Terrorism Insurance Bill Passes; Terrorist Scares Hit Washington

The U.S. Senate on June 18 passed a bill to provide a government backup to insurance companies in case of terrorist attack. The "Terrorism Risk Insurance Act of 2002" (S. 2006), passed by a vote of 84-14, would require the government to pay 80% of claims from future terrorist attacks that exceed $5 billion, and 90% of claims more than $10 billion, with a cap of $100 billion. The government guarantee would be in effect for the rest of the year, and could be extended one year by the Treasury Secretary.

The bill must clear final negotiations with the House of Representatives, which last year approved its own version of the legislation, which President Bush also supports.

As it now stands, lacking guarantees on terrorism insurance, many contractors and developers had refused to go ahead on building projects, particularly in places like Washington which were considered prime targets.

In addition, business around, for example, the White House, are reporting that their insurance premiums are soaring, and some buildings close to the White House have been unable to get any insurance at all.

Meantime, the day after the Senate passed S. 2006, two terrorism scares hit Washington. The first occurred when a suspicious package was found at the Federal Reserve, which was evacuated; surrounding streets were closed during the afternoon rush hour, causing enormous traffic jams.

The second incident occurred around 8:00 p.m. that evening, when a light Cessna plane entered prohibited air space near the White House, causing a partial evacuation of staff there (President and Mrs. Bush were in the White House, but were not evacuated and did not learn of the incident till the next day).

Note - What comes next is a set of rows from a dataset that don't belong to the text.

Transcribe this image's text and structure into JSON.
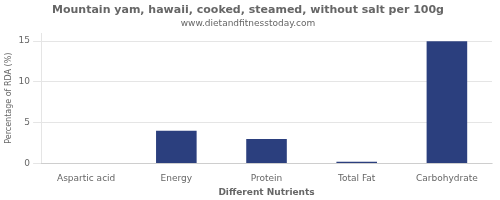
{
  "chart_data": {
    "type": "bar",
    "title": "Mountain yam, hawaii, cooked, steamed, without salt per 100g",
    "subtitle": "www.dietandfitnesstoday.com",
    "categories": [
      "Aspartic acid",
      "Energy",
      "Protein",
      "Total Fat",
      "Carbohydrate"
    ],
    "values": [
      0.0,
      4.0,
      3.0,
      0.2,
      15.0
    ],
    "color": "#2b3f7e",
    "xlabel": "Different Nutrients",
    "ylabel": "Percentage of RDA (%)",
    "ylim": [
      0,
      16
    ],
    "yticks": [
      0,
      5,
      10,
      15
    ],
    "grid": true
  }
}
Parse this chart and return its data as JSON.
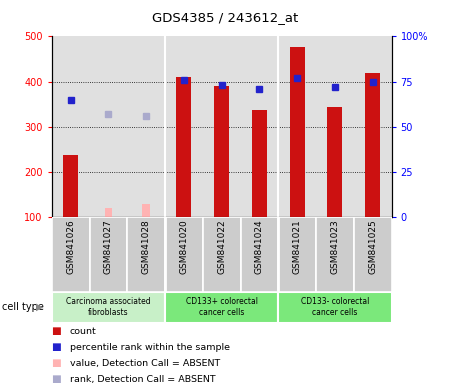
{
  "title": "GDS4385 / 243612_at",
  "samples": [
    "GSM841026",
    "GSM841027",
    "GSM841028",
    "GSM841020",
    "GSM841022",
    "GSM841024",
    "GSM841021",
    "GSM841023",
    "GSM841025"
  ],
  "count": [
    237,
    null,
    null,
    410,
    390,
    338,
    477,
    344,
    418
  ],
  "count_absent": [
    null,
    120,
    128,
    null,
    null,
    null,
    null,
    null,
    null
  ],
  "percentile_rank": [
    65,
    null,
    null,
    76,
    73,
    71,
    77,
    72,
    75
  ],
  "rank_absent": [
    null,
    57,
    56,
    null,
    null,
    null,
    null,
    null,
    null
  ],
  "cell_type_labels": [
    "Carcinoma associated\nfibroblasts",
    "CD133+ colorectal\ncancer cells",
    "CD133- colorectal\ncancer cells"
  ],
  "cell_type_colors": [
    "#c8f0c8",
    "#7be87b",
    "#7be87b"
  ],
  "cell_type_ranges": [
    [
      0,
      3
    ],
    [
      3,
      6
    ],
    [
      6,
      9
    ]
  ],
  "ylim_left": [
    100,
    500
  ],
  "ylim_right": [
    0,
    100
  ],
  "yticks_left": [
    100,
    200,
    300,
    400,
    500
  ],
  "yticks_right": [
    0,
    25,
    50,
    75,
    100
  ],
  "ytick_labels_right": [
    "0",
    "25",
    "50",
    "75",
    "100%"
  ],
  "bar_color": "#cc1111",
  "bar_absent_color": "#ffb3b3",
  "dot_color": "#2222cc",
  "dot_absent_color": "#aaaacc",
  "bar_width": 0.4,
  "bg_color": "#ffffff",
  "plot_bg_color": "#e0e0e0",
  "label_bg_color": "#cccccc",
  "legend_items": [
    {
      "label": "count",
      "color": "#cc1111"
    },
    {
      "label": "percentile rank within the sample",
      "color": "#2222cc"
    },
    {
      "label": "value, Detection Call = ABSENT",
      "color": "#ffb3b3"
    },
    {
      "label": "rank, Detection Call = ABSENT",
      "color": "#aaaacc"
    }
  ]
}
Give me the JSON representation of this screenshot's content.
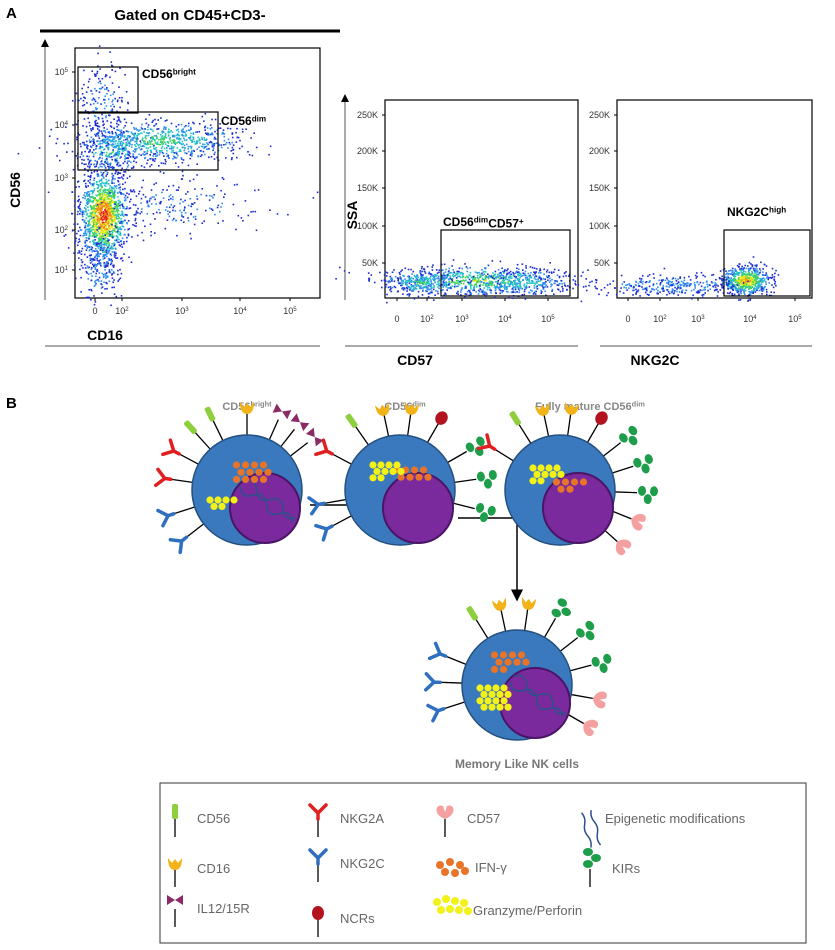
{
  "panel_a": {
    "label": "A",
    "title": "Gated on CD45+CD3-",
    "plots": [
      {
        "ylabel": "CD56",
        "xlabel": "CD16",
        "yticks": [
          [
            {
              "t": "10"
            },
            {
              "sup": "5"
            }
          ],
          [
            {
              "t": "10"
            },
            {
              "sup": "4"
            }
          ],
          [
            {
              "t": "10"
            },
            {
              "sup": "3"
            }
          ],
          [
            {
              "t": "10"
            },
            {
              "sup": "2"
            }
          ],
          [
            {
              "t": "10"
            },
            {
              "sup": "1"
            }
          ]
        ],
        "xticks": [
          [
            {
              "t": "0"
            }
          ],
          [
            {
              "t": "10"
            },
            {
              "sup": "2"
            }
          ],
          [
            {
              "t": "10"
            },
            {
              "sup": "3"
            }
          ],
          [
            {
              "t": "10"
            },
            {
              "sup": "4"
            }
          ],
          [
            {
              "t": "10"
            },
            {
              "sup": "5"
            }
          ]
        ],
        "gates": [
          [
            {
              "t": "CD56"
            },
            {
              "sup": "bright"
            }
          ],
          [
            {
              "t": "CD56"
            },
            {
              "sup": "dim"
            }
          ]
        ]
      },
      {
        "ylabel": "SSA",
        "xlabel": "CD57",
        "yticks": [
          [
            {
              "t": "250K"
            }
          ],
          [
            {
              "t": "200K"
            }
          ],
          [
            {
              "t": "150K"
            }
          ],
          [
            {
              "t": "100K"
            }
          ],
          [
            {
              "t": "50K"
            }
          ]
        ],
        "xticks": [
          [
            {
              "t": "0"
            }
          ],
          [
            {
              "t": "10"
            },
            {
              "sup": "2"
            }
          ],
          [
            {
              "t": "10"
            },
            {
              "sup": "3"
            }
          ],
          [
            {
              "t": "10"
            },
            {
              "sup": "4"
            }
          ],
          [
            {
              "t": "10"
            },
            {
              "sup": "5"
            }
          ]
        ],
        "gates": [
          [
            {
              "t": "CD56"
            },
            {
              "sup": "dim"
            },
            {
              "t": "CD57"
            },
            {
              "sup": "+"
            }
          ]
        ]
      },
      {
        "xlabel": "NKG2C",
        "yticks": [
          [
            {
              "t": "250K"
            }
          ],
          [
            {
              "t": "200K"
            }
          ],
          [
            {
              "t": "150K"
            }
          ],
          [
            {
              "t": "100K"
            }
          ],
          [
            {
              "t": "50K"
            }
          ]
        ],
        "xticks": [
          [
            {
              "t": "0"
            }
          ],
          [
            {
              "t": "10"
            },
            {
              "sup": "2"
            }
          ],
          [
            {
              "t": "10"
            },
            {
              "sup": "3"
            }
          ],
          [
            {
              "t": "10"
            },
            {
              "sup": "4"
            }
          ],
          [
            {
              "t": "10"
            },
            {
              "sup": "5"
            }
          ]
        ],
        "gates": [
          [
            {
              "t": "NKG2C"
            },
            {
              "sup": "high"
            }
          ]
        ]
      }
    ]
  },
  "panel_b": {
    "label": "B",
    "stages": [
      [
        {
          "t": "CD56"
        },
        {
          "sup": "bright"
        }
      ],
      [
        {
          "t": "CD56"
        },
        {
          "sup": "dim"
        }
      ],
      [
        {
          "t": "Fully mature CD56"
        },
        {
          "sup": "dim"
        }
      ]
    ],
    "memory": "Memory Like NK cells",
    "legend": [
      "CD56",
      "CD16",
      "IL12/15R",
      "NKG2A",
      "NKG2C",
      "NCRs",
      "CD57",
      "IFN-γ",
      "Granzyme/Perforin",
      "Epigenetic modifications",
      "KIRs"
    ]
  }
}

NORAD scrambled fighter jets; then the Cessna pilot made contact with Leesburg, Va. Air Traffic Control facility, which put him in touch with NORAD, whose fighter jets escorted him to the Richmond airport. The F-16s that were scrambled from Andrews Air Force Base did not actually intercept the plane before it made its closest pass to the White House, highlighting the vulnerabilities of the executive mansion and raising concerns that it may be necessary to return to 24-hour-a-day air patrol coverage over Washington.

AFL-CIO Announces Campaign To Defeat 'Fast Track'

The AFL-CIO has announced a major media campaign to defeat "fast track"—Presidential trade negotiation authority—in the House of Representatives. The giant union federation will begin advertising in a dozen Congressional districts by the beginning of July as part of this effort, and promises a fierce campaign to defeat the legislation.